Our pet store only ever sells VTs and CTs.... most are green, blue and red. Very common! I like things that are a bit less common  But will definitely check my local shop, since the prices are WAY better! Also might have found someone near my city that has some different tail types


----------



## nel3 (May 29, 2011)

JBosley said:


> Our pet store only ever sells VTs and CTs.... most are green, blue and red. Very common! I like things that are a bit less common  But will definitely check my local shop, since the prices are WAY better!
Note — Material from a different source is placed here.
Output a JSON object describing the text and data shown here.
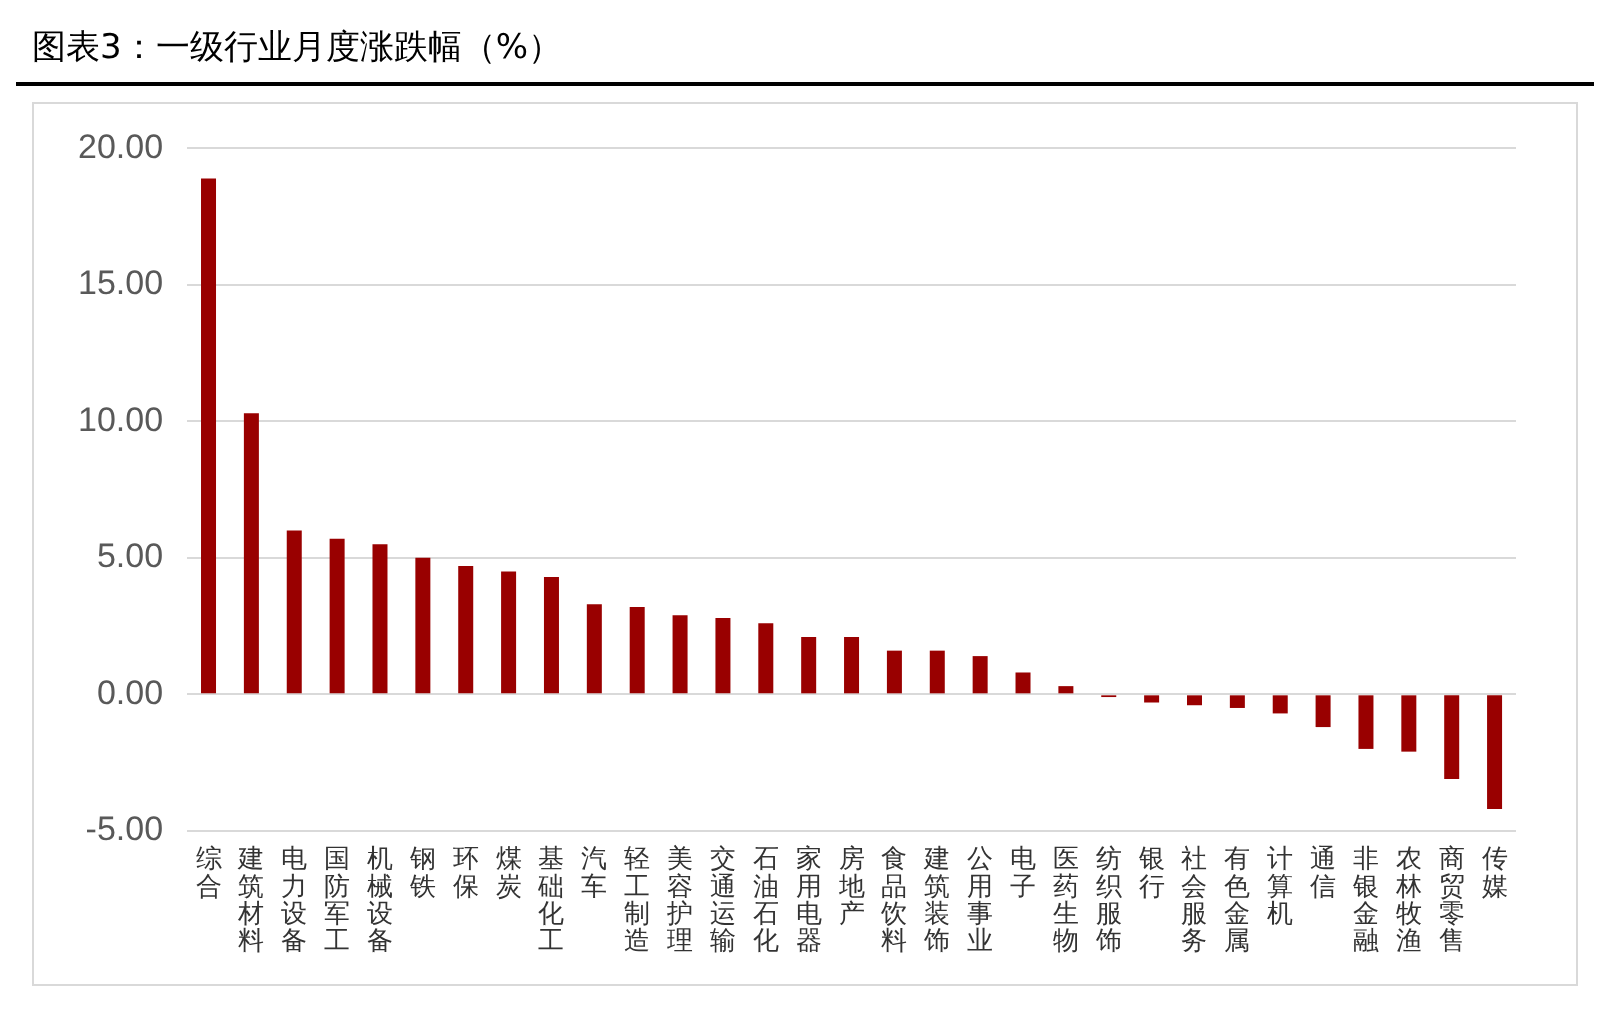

Also might have found someone near my city that has some different tail types


Montreal LPS so far has good variety barring PK tails. rare colours dont come often, mostly common and uncommon colours. theres one place that calls itself an LPS but i disagree BC the state of the tanks/shop. i also love uncommon/rare colours.


----------



## JBosley (Jan 28, 2012)

nel3 said:


> Montreal LPS so far has good variety barring PK tails. rare colours dont come often, mostly common and uncommon colours. theres one place that calls itself an LPS but i disagree BC the state of the tanks/shop. i also love uncommon/rare colours.


I always try to get my fish when they get a new shipment! :-D That way they are in nice clean tanks, and I can tell the healthy from unhealthy. Since generally after they sit at the store for a while some get pretty bad :-( But I definitely want another Betta! :-D


----------



## nel3 (May 29, 2011)

id love to get another but ive run out of space. it'll be 2-3 years, hopefully even more years until i can get a new one. ive maxed out my pet population. only possible additions are cats and dogs. cats + fish/small lizards are out of the question. dogs are also, not enough time schedule-wise to be fair to the dog. one LPS has a high turnover regarding betta sales, they have 30 or so and every few days to a week its down to 10 or so. though that LPS is insane about DT and HM +$15 over other tail types. other tail types and other LPS top out at $15 for the highest betta price.


----------



## JBosley (Jan 28, 2012)

We have 4 dogs (2 of which are mine), 2 cats, 2 rabbits and my sister and I both have a Betta fish


----------



## nel3 (May 29, 2011)

thats a handful of pets to have. id love to have a rabbit but space, smell and potential damage may be an issue. ive heard horro stories of rabbits destroying woodwork in houses. that aside they're all cute and cuddly.


----------



## JBosley (Jan 28, 2012)

nel3 said:


> thats a handful of pets to have. id love to have a rabbit but space, smell and potential damage may be an issue. ive heard horro stories of rabbits destroying woodwork in houses. that aside they're all cute and cuddly.


Our Rabbits are outdoor! :-D They have home made, HUGE cages outside. And in the winter they are in their cages in a heated garage, we've sectioned it off so they have their own little area in the garage. Fixed rabbits also smell less lols


----------



## Dillymie (Feb 17, 2012)

Hi there, I'm sorry to throw in a post that isn't on the current topic. But I'm dying after reading this:



> Please keep in mind you cannot buy fish from USA if you are Canadian. They won't allow it across the boarder


I'm currently living in the US, (I'm a US citizen) and was planning to bring my fish with me to Montreal when I go in 13 days. (I'm possibly staying forever.. my bf lives there..) I was reading up on the Health of Animals Regulations by the Dpt. Of Justice and it was my understanding that I would be able to bring them across with me. As long as I could prove that they are owned by me and I'm not setting them loose in the wild and ' the person presents, to the inspector, proof of his or her identity and proof of the manner in which he or she acquired the aquatic animal.'

So I have a bunch of receipts from Petco and receipts of my tanks and rocks and other betta things. I wrote up a page with all their ages, when I bought them, and that they were born in captivity and what colors and genders. 

I've done all this.. yet I really don't know if it will work..
I wanted to ask here because it dawned on me that if anyone knows about crossing the border with their pet fish, it must be someone on here!

Again, I'm terribly sorry for butting in. =( I'm so scared to lose my Capernicus.


----------